8 thoughts on “Codility MissingInteger Javascript solution (proposal)”

  1. Futhermore, you can use the same code without filtering, but in some cases the effective are less.

    function solution(A) {
        let array = [...Array(1000001).keys()];
    
        A.forEach(a => {
            if(array[a] != null)
                array[a] = null;
        });
        array[0] = null;
    
       return array.findIndex(e => e != null);
    }
    
    Reply
  2. Another approach might be to sort the array and search for the first gap:

    function solution(arr) {
      arr.sort((a, b) => a - b);
      for(var i = 1; i < arr.length; i++) {
        if(arr[i] >= 0 && arr[i] - arr[i - 1] <= 1) 
           return arr[i - 1] + 1;
      }
      return arr[i - 1] + 1;
    }
    
    Reply
  3. Another way to deal with the positive only thing. My JS solution got 100 across the board. Basically, I generate a new array whose keys will be the values of the original array and set each to some truthy value. This does two things: it takes the negative values out of the iteration loop of the new array, and also allows you to loop from the smallest value up and return the first index that gives you undefined.

    function solution(A) {
        orderedArr = [];
        for (let i = 0; i < A.length; i++) {
            if (!orderedArr[A[i]]) {
                orderedArr[A[i]] = true;
             }
        }
        if (orderedArr.length === 0) return 1;
        for (let i = 1; i < orderedArr.length; i++) {
            if (!orderedArr[i]) {
                return i;
            }
        }
        return orderedArr.length;
    }
    
    Reply
  4. O(n) solution javascript.
    using two loops.
    first loop puts all elements bigger then 0 into a map/object
    second loop check if value existing in map.
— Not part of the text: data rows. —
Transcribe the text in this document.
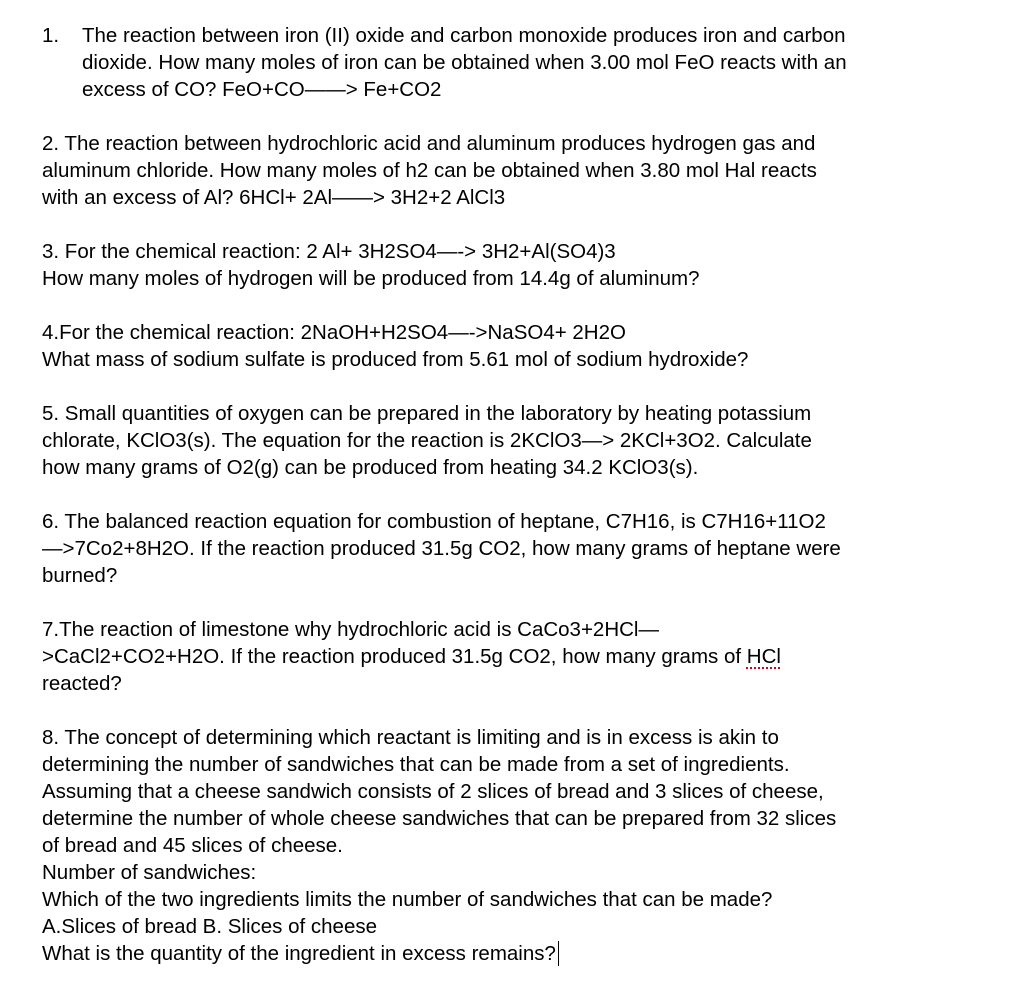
1.	The reaction between iron (II) oxide and carbon monoxide produces iron and carbon
dioxide. How many moles of iron can be obtained when 3.00 mol FeO reacts with an
excess of CO? FeO+CO——> Fe+CO2
2. The reaction between hydrochloric acid and aluminum produces hydrogen gas and
aluminum chloride. How many moles of h2 can be obtained when 3.80 mol Hal reacts
with an excess of Al? 6HCl+ 2Al——> 3H2+2 AlCl3
3. For the chemical reaction: 2 Al+ 3H2SO4—-> 3H2+Al(SO4)3
How many moles of hydrogen will be produced from 14.4g of aluminum?
4.For the chemical reaction: 2NaOH+H2SO4—->NaSO4+ 2H2O
What mass of sodium sulfate is produced from 5.61 mol of sodium hydroxide?
5. Small quantities of oxygen can be prepared in the laboratory by heating potassium
chlorate, KClO3(s). The equation for the reaction is 2KClO3—> 2KCl+3O2. Calculate
how many grams of O2(g) can be produced from heating 34.2 KClO3(s).
6. The balanced reaction equation for combustion of heptane, C7H16, is C7H16+11O2
—>7Co2+8H2O. If the reaction produced 31.5g CO2, how many grams of heptane were
burned?
7.The reaction of limestone why hydrochloric acid is CaCo3+2HCl—
>CaCl2+CO2+H2O. If the reaction produced 31.5g CO2, how many grams of HCl
reacted?
8. The concept of determining which reactant is limiting and is in excess is akin to
determining the number of sandwiches that can be made from a set of ingredients.
Assuming that a cheese sandwich consists of 2 slices of bread and 3 slices of cheese,
determine the number of whole cheese sandwiches that can be prepared from 32 slices
of bread and 45 slices of cheese.
Number of sandwiches:
Which of the two ingredients limits the number of sandwiches that can be made?
A.Slices of bread B. Slices of cheese
What is the quantity of the ingredient in excess remains?
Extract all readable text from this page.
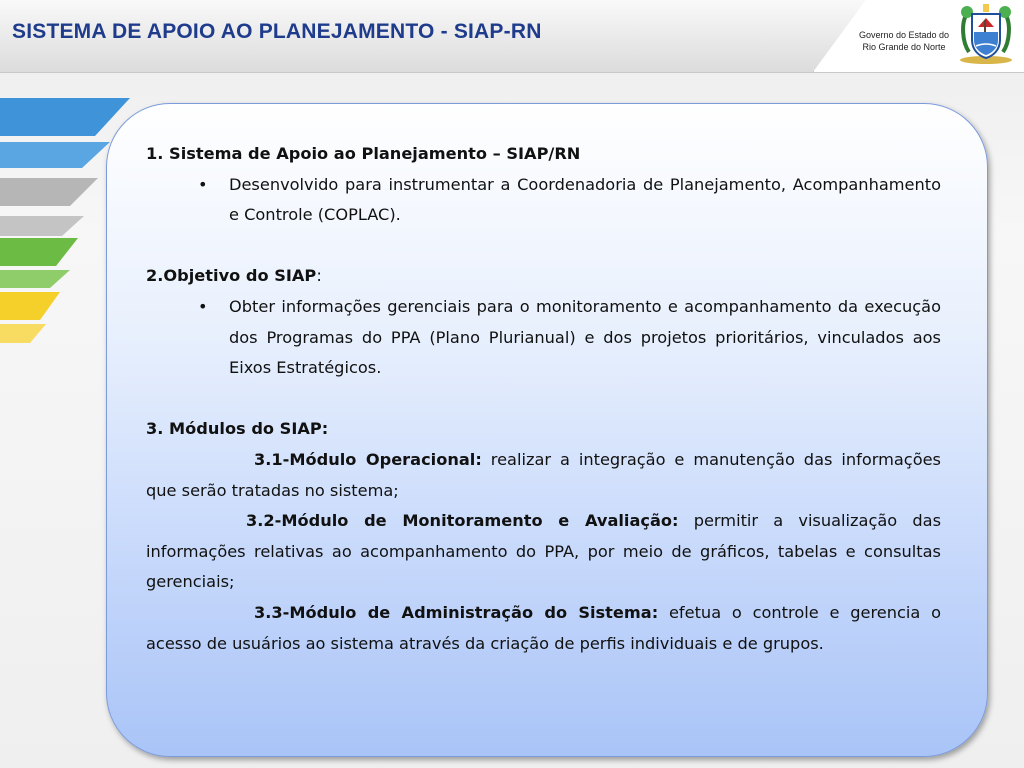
SISTEMA DE APOIO AO PLANEJAMENTO - SIAP-RN	Governo do Estado do
Rio Grande do Norte

1. Sistema de Apoio ao Planejamento – SIAP/RN

• Desenvolvido para instrumentar a Coordenadoria de Planejamento, Acompanhamento e Controle (COPLAC).

2.Objetivo do SIAP:

• Obter informações gerenciais para o monitoramento e acompanhamento da execução dos Programas do PPA (Plano Plurianual) e dos projetos prioritários, vinculados aos Eixos Estratégicos.

3. Módulos do SIAP:

3.1-Módulo Operacional: realizar a integração e manutenção das informações que serão tratadas no sistema;

3.2-Módulo de Monitoramento e Avaliação: permitir a visualização das informações relativas ao acompanhamento do PPA, por meio de gráficos, tabelas e consultas gerenciais;

3.3-Módulo de Administração do Sistema: efetua o controle e gerencia o acesso de usuários ao sistema através da criação de perfis individuais e de grupos.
    function solution(A) {
        let obj = {};
        let min = 1;
    
       //iterate over all items in the array and store the value in a object;
        for (let i = 0, len=A.length; i < len; i++) {
            const num = A[i];
            if (num > 0) {
                obj[num] = true;
            }
        }
        //start with min===1 check if it's in the object
        // if it is if it's in the object then increment min and repeat until min not in object.
        while (obj[min]) {
            min++;
        }
        //this will return the smallest value not in array bigger or equal to 1
        return min;
    }
    
    Reply
  5. Here is the Java 8 version of the solution which resulted in 100% after submission. I used HashSet to eliminate the duplicate element.

    import java.util.*;
    

    class Solution {

    public int solution(int[] A) {

        // sort the array
        Arrays.sort(A);
        int len = A.length;
    
        int result = 1;
    
        if (len == 0) {
            result = 1;
        }else {
            // populate hashset from the array to eliminate duplicate
            HashSet<Integer> aSet = new HashSet<Integer>();
            for(int i=0; i<len; i++) {
                aSet.add(A[i]);
            }
    
            // now loop through from 1 to len in the array and check if index exists
            for(int j=1; j<len+1;j++) {
                boolean exists = aSet.contains(j);
                if(!exists) {
                    result = j;
                    break;
                }else {
                    if(j>0) {
                        result = j+1;
                    }
                }
            }
        }
    
        return result;
    
    }
    

    }

    Reply
  6. enter image description here

    function solution(A) {
        const numbers = []
    
        for (let i = 0; i < A.length; i++) {
            numbers[A[i]] = true
        }
    
        if (numbers.length === 0) {
            return 1   
        }
    
        for (let i = 1; i < numbers.length; i++) {
            if(numbers[i] === undefined) {
                return i
            }
        }
    
        return numbers.length
    }
    
    Reply
  7. Here is my 100% performant solution

    function solution(A) {
        let missingInteger = 1;
        A = A.sort((a, b) => a - b);
        for(let i = 0; i < A.length; i++){
            if(A[i] == missingInteger ) missingInteger++;
            if(A[i] > missingInteger) return missingInteger;
        }
        return missingInteger;
    }
    
    Reply
  8. PROBLEM

    Write a function: int solution(NSMutableArray *A);

    that, given an array A of N integers, returns the smallest positive integer
    (greater than 0) that does not occur in A.

    For example,

    Given A = [1, 3, 6, 4, 1, 2], the function should return 5.
    Given A = [1, 2, 3], the function should return 4.
    Given A = [−1, −3], the function should return 1.
    

    Write an efficient algorithm for the following assumptions:

    N is an integer within the range [1..100,000];
    each element of array A is an integer within the range [−1,000,000..1,000,000].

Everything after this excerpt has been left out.